Encompassing 43 countries, the EFP is a nonprofit federation of national societies for periodontology, representing over 20k professional members, experts in the treatment and study of gum diseases. In addition to its European core, the EFP, with members from Argentina to Australia and Norway to Nigeria, has a global agenda to promote awareness for periodontal science and the importance of gum health.


Professor Kebschull is currently the Chair of Restorative Dentistry at the University of Birmingham and holds an adjunct professorship at Columbia University. He is a specialist periodontist trained in Germany and the United States.
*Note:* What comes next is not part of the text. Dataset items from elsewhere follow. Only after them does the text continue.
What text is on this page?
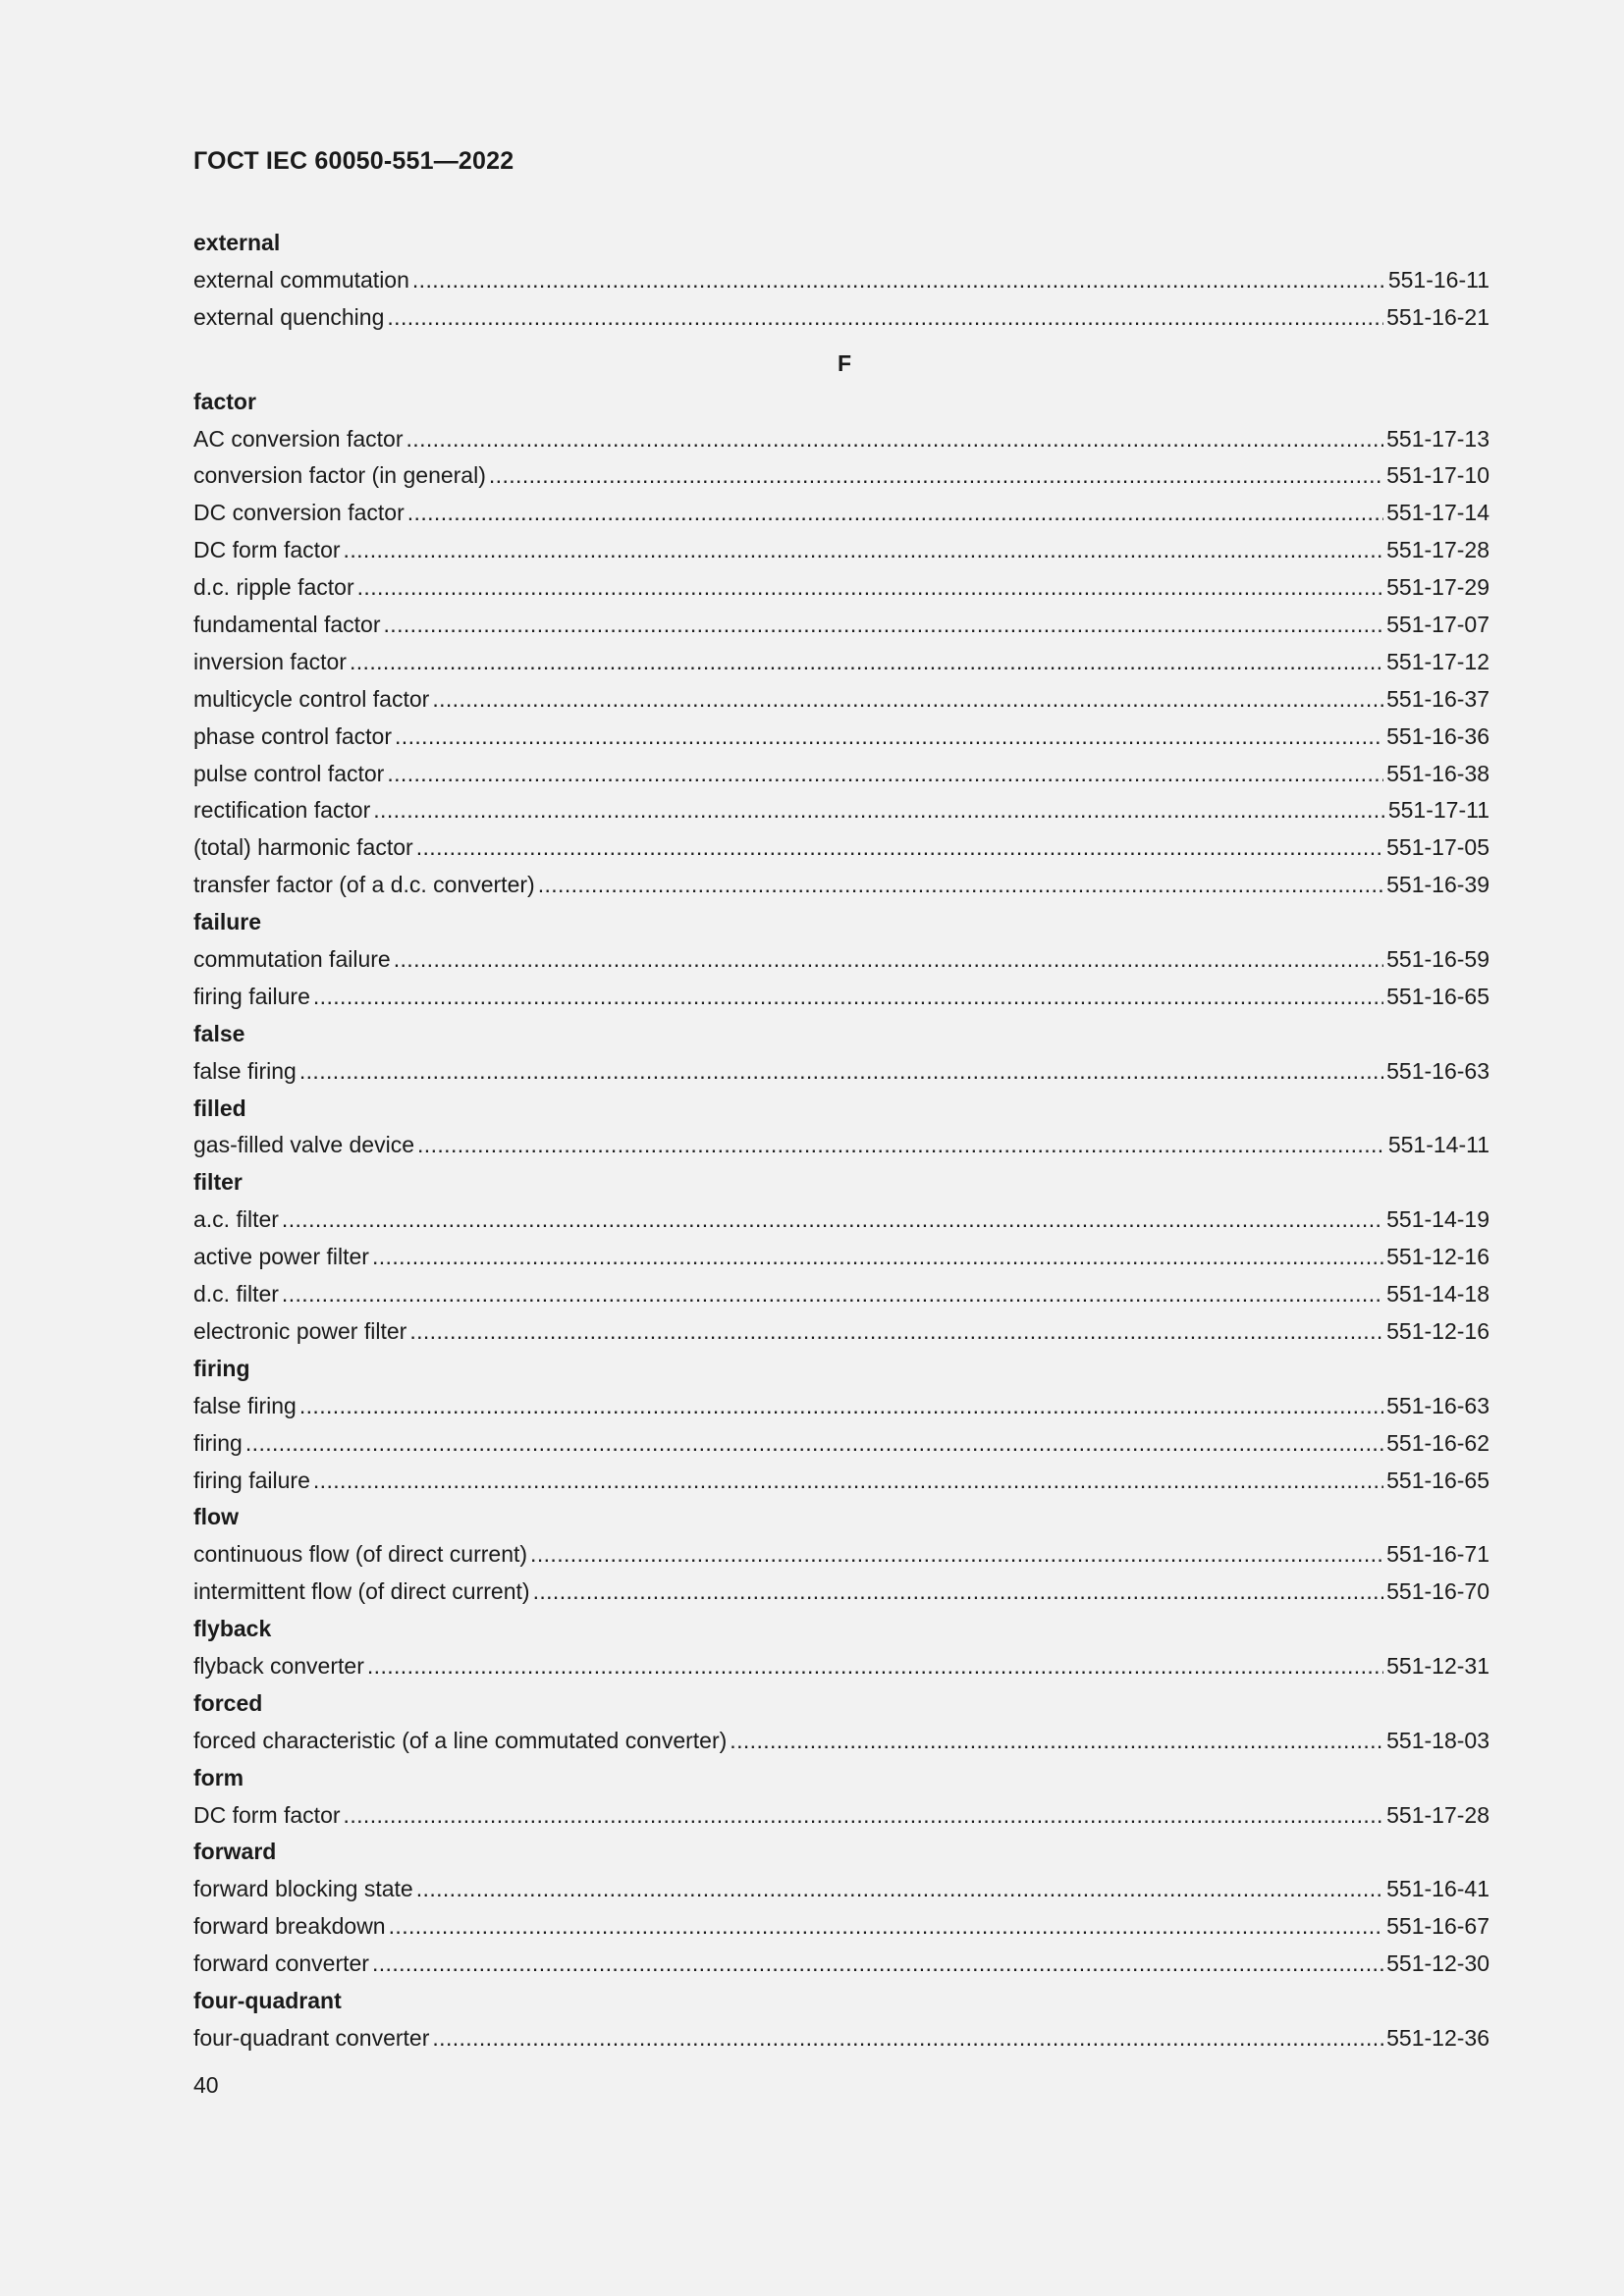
ГОСТ IEC 60050-551—2022
external
external commutation .....	551-16-11
external quenching .....	551-16-21
F
factor
AC conversion factor .....	551-17-13
conversion factor (in general) .....	551-17-10
DC conversion factor .....	551-17-14
DC form factor .....	551-17-28
d.c. ripple factor .....	551-17-29
fundamental factor .....	551-17-07
inversion factor .....	551-17-12
multicycle control factor .....	551-16-37
phase control factor .....	551-16-36
pulse control factor .....	551-16-38
rectification factor .....	551-17-11
(total) harmonic factor .....	551-17-05
transfer factor (of a d.c. converter) .....	551-16-39
failure
commutation failure .....	551-16-59
firing failure .....	551-16-65
false
false firing .....	551-16-63
filled
gas-filled valve device .....	551-14-11
filter
a.c. filter .....	551-14-19
active power filter .....	551-12-16
d.c. filter .....	551-14-18
electronic power filter .....	551-12-16
firing
false firing .....	551-16-63
firing .....	551-16-62
firing failure .....	551-16-65
flow
continuous flow (of direct current) .....	551-16-71
intermittent flow (of direct current) .....	551-16-70
flyback
flyback converter .....	551-12-31
forced
forced characteristic (of a line commutated converter) .....	551-18-03
form
DC form factor .....	551-17-28
forward
forward blocking state .....	551-16-41
forward breakdown .....	551-16-67
forward converter .....	551-12-30
four-quadrant
four-quadrant converter .....	551-12-36
40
His award-winning translational research explores the links between the clinical features and molecular foundations of periodontal and peri-implant diseases and other systemic diseases. At Birmingham, he is running a significant portfolio of externally funded research programmes, including leading a module of the NIHR funded Birmingham Biomedical Research Centre, and innovative structured postgraduate training programmes such as the PGCert in Periodontology, unique in its access to surgical treatment of patients within a part-time programme.

Having served on the boards of both the British and German national societies, and as a member of the EFP's Executive Committee for the last three years, Professor Kebschull has been driving the development of evidence-based clinical practice guidelines for the treatment of gum diseases in Europe, in the UK and in Germany, developments that have already led to a real-world impact for patients and practitioners alike.

Prof Kebschull's priority during his presidency will be to further the EFP’s global impact as the largest periodontal federation world-wide by expanding its lead in guideline development in the field of dentistry, by opening pathways for educating the clinical workforce for periodontics, and by driving periodontal science by empowering young, internationally mobile researchers.

"To keep improving periodontal education for students and professionals, and stimulating the progress of periodontal researchers is not only in the interest of the EFP or the dental profession. These advancements are critical to ensure that current and future dental patients will be better served."

At Birmingham, we are on the forefront of all these developments, driving forward basic, clinical and translational research, for example within the Birmingham NIHR BRC and with our partners in industry and charity, with measurable real world impact.

Professor Kebschull, University of Birmingham, School of Dentistry.

The University of Birmingham’s School of Dentistry ranks at an impressive 22nd internationally, according to the 2024 QS World Rankings. The £50million Birmingham Dental Hospital and School of Dentistry opened its doors in 2016 and provides modern research facilities for more than 600 undergraduate and postgraduate students and trainees.